= Dead arm syndrome =

Dead arm syndrome starts with repetitive motion and forces on the posterior capsule of the shoulder. The posterior capsule is a band of fibrous tissue that interconnects with tendons of the rotator cuff of the shoulder. Four muscles and their tendons make up the rotator cuff. They cover the outside of the shoulder to hold, protect and move the joint.

Overuse can lead to a buildup of tissue around the posterior capsule called hypertrophy. The next step is tightness of the posterior capsule called posterior capsular contracture. This type of problem reduces the amount the shoulder can rotate inwardly.
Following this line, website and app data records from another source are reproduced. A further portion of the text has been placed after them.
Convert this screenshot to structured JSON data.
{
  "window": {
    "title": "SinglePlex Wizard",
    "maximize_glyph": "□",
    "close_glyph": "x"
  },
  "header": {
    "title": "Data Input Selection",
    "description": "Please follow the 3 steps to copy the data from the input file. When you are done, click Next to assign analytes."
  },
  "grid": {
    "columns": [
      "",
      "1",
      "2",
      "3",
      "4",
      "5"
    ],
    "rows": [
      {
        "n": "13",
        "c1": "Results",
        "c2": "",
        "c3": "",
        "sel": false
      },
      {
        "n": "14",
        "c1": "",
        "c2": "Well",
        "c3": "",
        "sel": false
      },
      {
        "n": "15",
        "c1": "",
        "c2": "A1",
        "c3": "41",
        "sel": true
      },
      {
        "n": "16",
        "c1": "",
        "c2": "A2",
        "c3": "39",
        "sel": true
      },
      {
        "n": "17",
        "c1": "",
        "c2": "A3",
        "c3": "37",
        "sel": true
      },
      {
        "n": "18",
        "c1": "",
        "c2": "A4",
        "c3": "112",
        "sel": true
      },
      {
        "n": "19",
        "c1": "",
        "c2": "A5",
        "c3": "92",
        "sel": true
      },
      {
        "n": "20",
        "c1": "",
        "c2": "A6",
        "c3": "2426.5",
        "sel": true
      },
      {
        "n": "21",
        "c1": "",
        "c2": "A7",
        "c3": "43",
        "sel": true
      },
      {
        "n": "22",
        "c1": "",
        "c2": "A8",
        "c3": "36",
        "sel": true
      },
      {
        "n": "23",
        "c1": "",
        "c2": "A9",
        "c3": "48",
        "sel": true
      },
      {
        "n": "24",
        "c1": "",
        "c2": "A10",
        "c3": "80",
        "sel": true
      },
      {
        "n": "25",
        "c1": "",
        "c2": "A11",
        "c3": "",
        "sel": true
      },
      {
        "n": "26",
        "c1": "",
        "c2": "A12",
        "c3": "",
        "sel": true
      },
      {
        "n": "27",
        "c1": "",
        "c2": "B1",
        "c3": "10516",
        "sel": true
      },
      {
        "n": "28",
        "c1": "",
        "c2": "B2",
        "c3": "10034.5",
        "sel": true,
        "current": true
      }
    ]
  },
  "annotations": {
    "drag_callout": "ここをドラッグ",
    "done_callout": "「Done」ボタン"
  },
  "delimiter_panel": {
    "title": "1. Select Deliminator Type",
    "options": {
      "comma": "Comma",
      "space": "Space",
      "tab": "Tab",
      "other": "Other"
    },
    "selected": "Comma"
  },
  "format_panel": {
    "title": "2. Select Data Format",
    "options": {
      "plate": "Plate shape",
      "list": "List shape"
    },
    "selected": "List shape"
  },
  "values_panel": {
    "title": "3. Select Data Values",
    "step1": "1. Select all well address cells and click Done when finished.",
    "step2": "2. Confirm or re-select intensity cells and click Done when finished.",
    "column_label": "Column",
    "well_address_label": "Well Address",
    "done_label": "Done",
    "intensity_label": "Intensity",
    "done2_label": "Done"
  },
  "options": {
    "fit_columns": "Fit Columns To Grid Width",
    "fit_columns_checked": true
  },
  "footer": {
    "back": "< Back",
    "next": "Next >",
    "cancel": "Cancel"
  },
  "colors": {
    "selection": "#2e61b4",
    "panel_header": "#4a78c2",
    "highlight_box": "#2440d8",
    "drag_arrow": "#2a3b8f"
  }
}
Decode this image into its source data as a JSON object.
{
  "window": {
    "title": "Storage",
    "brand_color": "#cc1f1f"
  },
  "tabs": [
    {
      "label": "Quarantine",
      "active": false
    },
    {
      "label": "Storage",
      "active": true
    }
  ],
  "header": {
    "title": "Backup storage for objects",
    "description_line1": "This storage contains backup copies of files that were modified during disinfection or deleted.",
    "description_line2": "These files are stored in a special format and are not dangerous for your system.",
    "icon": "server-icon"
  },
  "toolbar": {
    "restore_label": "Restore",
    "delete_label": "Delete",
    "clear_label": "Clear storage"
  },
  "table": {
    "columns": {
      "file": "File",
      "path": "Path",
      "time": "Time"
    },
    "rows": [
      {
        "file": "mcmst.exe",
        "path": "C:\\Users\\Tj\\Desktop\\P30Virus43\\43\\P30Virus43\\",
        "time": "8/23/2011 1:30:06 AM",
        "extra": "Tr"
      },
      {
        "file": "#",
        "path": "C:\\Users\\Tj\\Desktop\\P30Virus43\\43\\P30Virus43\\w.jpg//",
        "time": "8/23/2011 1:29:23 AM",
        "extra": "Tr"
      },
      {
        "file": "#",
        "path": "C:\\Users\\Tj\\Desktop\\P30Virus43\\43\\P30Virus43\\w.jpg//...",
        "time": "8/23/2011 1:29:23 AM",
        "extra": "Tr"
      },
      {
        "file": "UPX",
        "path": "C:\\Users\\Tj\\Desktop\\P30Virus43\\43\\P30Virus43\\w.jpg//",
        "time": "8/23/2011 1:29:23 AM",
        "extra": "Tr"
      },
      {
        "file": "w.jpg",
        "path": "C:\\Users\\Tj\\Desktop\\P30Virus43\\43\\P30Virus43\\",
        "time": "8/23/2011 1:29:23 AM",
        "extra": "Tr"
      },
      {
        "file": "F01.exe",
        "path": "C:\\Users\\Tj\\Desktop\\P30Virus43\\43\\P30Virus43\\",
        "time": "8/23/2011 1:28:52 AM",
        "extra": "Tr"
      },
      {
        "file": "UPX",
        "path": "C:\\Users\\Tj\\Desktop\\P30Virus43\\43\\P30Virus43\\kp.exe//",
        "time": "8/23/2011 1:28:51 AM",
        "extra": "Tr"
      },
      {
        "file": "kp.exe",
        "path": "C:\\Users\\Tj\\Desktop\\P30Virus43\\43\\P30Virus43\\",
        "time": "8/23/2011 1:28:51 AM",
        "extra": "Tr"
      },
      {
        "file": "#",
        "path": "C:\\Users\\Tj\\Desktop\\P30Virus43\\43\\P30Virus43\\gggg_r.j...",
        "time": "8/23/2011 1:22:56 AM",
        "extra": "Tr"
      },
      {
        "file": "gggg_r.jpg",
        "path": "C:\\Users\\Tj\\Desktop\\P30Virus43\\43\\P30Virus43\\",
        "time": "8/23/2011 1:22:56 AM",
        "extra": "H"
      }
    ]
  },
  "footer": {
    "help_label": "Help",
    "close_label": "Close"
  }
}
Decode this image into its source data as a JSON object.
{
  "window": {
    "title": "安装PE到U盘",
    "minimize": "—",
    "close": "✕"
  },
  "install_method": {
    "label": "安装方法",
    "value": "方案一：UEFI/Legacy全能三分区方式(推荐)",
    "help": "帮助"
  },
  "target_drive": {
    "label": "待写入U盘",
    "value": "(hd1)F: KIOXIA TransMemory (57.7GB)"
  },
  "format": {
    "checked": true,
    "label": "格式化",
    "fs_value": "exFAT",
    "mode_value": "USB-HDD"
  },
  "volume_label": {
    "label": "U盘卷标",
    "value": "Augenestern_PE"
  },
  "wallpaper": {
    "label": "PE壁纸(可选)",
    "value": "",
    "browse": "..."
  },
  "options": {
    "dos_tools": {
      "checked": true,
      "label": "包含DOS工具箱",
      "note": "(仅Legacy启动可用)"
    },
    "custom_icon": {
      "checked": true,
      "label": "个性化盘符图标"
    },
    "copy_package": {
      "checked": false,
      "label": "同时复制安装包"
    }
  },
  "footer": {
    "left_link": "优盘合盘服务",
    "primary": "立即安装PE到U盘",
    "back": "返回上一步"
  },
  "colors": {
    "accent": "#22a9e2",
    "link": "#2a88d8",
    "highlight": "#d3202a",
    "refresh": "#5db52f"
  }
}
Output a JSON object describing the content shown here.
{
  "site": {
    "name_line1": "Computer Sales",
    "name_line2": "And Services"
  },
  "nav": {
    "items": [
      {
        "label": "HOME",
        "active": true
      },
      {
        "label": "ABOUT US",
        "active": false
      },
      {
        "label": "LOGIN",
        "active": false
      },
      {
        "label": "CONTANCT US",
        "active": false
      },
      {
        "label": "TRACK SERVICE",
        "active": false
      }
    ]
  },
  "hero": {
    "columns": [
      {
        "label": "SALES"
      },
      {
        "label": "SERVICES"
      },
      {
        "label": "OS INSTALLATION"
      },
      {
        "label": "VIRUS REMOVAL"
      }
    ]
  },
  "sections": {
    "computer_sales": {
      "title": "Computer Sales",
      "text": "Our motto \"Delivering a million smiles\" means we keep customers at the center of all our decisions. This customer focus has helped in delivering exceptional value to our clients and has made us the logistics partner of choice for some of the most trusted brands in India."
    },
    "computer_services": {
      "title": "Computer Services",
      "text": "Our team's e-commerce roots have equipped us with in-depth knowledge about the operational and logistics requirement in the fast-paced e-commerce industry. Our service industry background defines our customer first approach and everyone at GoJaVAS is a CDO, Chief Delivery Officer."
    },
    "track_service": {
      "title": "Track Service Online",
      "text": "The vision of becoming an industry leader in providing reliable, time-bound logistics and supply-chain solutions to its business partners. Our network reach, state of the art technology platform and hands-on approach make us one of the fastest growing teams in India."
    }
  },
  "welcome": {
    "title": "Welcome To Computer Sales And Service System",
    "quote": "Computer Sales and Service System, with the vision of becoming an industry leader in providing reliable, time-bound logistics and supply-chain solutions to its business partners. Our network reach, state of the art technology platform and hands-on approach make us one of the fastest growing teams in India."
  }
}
Over time, with enough force, a tear may develop in the labrum. The labrum is a rim of cartilage around the shoulder socket to help hold the head of the humerus (upper arm) in the joint. This condition is called a superior labrum anterior posterior (SLAP) lesion. The outcome in all these steps is the dead arm phenomenon.

The shoulder is unstable and dislocation may come next. Dead arm syndrome will not go away on its own with rest—it must be treated. If there is a SLAP lesion, then surgery is needed to repair the problem. If the injury is caught before a SLAP tear, then physical therapy with stretching and exercise can restore it.

It is common among baseball pitchers as they age, and it can also occur with quarterbacks in football and handball players also as they age.